The FSA has put in place a programme of actions to address the problem which includes a closer examination of charges, in particular the circumstances in which fees are levied and whether they are compatible with the regulator's principles for treating customers fairly (TCF).
Other recommendations are: referring lenders for enforcement; ongoing supervision to ensure lenders improve their arrears handling; and supporting the Civil Justice Council in its proposal for a pre-court protocol.
A total of 13 mainstream and specialist lender brands (including impaired credit, buy-to-let, and self-certification) were reviewed for the thematic work which looked at arrears and repossessions practices over the last few months.
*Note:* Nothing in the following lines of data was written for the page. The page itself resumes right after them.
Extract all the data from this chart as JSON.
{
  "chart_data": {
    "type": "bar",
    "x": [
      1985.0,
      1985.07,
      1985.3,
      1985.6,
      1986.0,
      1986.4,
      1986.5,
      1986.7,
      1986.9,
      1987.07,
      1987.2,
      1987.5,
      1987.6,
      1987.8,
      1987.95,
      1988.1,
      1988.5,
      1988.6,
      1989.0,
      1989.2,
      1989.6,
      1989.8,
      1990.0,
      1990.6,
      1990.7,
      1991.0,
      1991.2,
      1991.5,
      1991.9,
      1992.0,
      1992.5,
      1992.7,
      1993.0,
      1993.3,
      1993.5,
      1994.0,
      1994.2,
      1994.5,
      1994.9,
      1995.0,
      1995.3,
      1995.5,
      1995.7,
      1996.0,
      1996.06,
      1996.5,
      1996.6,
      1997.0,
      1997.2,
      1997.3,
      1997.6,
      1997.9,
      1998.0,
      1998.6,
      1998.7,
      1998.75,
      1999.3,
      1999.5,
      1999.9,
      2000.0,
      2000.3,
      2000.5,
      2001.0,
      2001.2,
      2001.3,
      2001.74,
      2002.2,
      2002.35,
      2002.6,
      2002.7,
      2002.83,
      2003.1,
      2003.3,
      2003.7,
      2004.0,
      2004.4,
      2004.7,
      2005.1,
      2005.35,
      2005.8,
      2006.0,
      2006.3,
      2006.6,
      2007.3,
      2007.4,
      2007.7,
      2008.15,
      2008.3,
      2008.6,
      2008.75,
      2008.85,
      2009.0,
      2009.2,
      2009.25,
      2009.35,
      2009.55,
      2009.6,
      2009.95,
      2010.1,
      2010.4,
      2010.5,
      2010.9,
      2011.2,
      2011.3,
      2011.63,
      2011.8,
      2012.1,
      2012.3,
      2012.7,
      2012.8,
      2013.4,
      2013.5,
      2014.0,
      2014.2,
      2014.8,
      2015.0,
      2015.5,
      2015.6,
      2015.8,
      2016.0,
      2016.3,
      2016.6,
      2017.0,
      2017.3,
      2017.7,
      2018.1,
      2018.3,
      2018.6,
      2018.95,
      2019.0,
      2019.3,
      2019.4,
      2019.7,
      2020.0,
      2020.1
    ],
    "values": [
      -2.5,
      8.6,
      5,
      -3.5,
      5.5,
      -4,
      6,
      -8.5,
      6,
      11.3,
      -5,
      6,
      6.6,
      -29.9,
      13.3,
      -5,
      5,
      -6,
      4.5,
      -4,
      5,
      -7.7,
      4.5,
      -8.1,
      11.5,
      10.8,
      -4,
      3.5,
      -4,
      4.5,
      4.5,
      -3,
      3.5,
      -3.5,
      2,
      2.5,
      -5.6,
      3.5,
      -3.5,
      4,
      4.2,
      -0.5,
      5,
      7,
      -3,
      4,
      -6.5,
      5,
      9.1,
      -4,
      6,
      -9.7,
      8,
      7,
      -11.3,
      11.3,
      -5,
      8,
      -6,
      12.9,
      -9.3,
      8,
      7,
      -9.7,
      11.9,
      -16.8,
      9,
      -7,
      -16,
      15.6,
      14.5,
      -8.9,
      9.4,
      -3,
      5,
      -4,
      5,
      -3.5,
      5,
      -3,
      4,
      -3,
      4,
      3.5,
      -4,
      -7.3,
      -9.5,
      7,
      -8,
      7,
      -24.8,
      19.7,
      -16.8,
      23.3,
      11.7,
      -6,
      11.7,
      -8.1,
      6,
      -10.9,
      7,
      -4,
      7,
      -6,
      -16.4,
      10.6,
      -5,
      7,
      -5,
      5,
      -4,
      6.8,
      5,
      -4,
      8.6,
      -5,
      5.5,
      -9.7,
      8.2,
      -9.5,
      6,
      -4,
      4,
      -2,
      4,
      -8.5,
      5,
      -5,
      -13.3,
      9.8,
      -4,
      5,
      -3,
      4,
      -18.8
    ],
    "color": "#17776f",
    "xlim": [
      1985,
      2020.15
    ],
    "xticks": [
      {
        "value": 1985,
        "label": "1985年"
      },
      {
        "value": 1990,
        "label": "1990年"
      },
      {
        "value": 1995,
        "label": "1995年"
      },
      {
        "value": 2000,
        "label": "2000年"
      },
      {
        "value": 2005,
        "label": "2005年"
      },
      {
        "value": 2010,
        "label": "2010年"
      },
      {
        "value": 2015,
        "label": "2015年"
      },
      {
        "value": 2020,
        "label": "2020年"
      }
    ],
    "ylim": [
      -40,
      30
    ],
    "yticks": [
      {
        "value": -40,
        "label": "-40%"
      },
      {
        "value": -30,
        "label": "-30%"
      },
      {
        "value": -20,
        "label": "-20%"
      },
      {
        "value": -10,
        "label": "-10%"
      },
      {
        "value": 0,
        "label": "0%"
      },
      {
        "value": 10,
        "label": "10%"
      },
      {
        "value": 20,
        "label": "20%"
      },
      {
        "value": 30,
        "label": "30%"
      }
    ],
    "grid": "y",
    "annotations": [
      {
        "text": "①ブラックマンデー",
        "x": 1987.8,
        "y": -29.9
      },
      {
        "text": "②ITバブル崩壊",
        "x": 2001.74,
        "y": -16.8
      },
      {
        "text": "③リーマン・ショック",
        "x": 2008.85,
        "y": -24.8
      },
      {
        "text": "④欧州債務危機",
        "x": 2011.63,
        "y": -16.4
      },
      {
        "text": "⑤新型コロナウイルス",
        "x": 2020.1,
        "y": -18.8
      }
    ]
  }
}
The FSA said that mainstream lenders were largely complying with its requirements and had policies and practices in place that should ensure customers are generally treated fairly. However, the regulator raised concerns about specialist lenders.
It found that they operated a 'one size fits all' approach, focused too strongly on recovering arrears according to a strict mandate, without reference to the borrower's circumstances. The FSA said specialist lenders were also too ready to take court action, and had lower standards of systems and controls in place to control mortgage arrears handling, including training and competency arrangements.
The FSA found that in general, lenders could have done more to consider customers' individual circumstances and offer more options to resolve the arrears position and imposed charges in circumstances that could result in the unfair treatment of customers.
However, the Intermediary Mortgage Lenders Association (IMLA) has strongly contested the FSA's findings, in particular its suggestion that all specialist lenders systematically operate a 'one size fits all' approach to arrears management.
Peter Williams, executive director of IMLA, said: "All IMLA members adhere to MCOB 13 rules and regulations as set out by the FSA meaning they treat borrowers in difficulty as sympathetically as possible.
"While lenders clearly have to make commercially viable decisions when managing arrears, keeping people in their homes is preferable in a market such as this."
"By repossessing assets and selling them at a discount to their book value because of falling house prices, lenders could crystallise their losses. In some situations, however, delaying an inevitable sale of the property means the debt will continue to rise with no realistic chance of the borrower ever clearing it.
"Specialist lenders are committed to taking account of the interests of both customer and lender through open dialogue between the two parties, who both stand to benefit from finding alternative means of managing arrears and avoiding possession if at all possible," he added.
Figures published by the Council of Mortgage Lenders (CML) suggest that repossessions will rise by more than 50 per cent this year to 45,0000, up from 27,100 last year.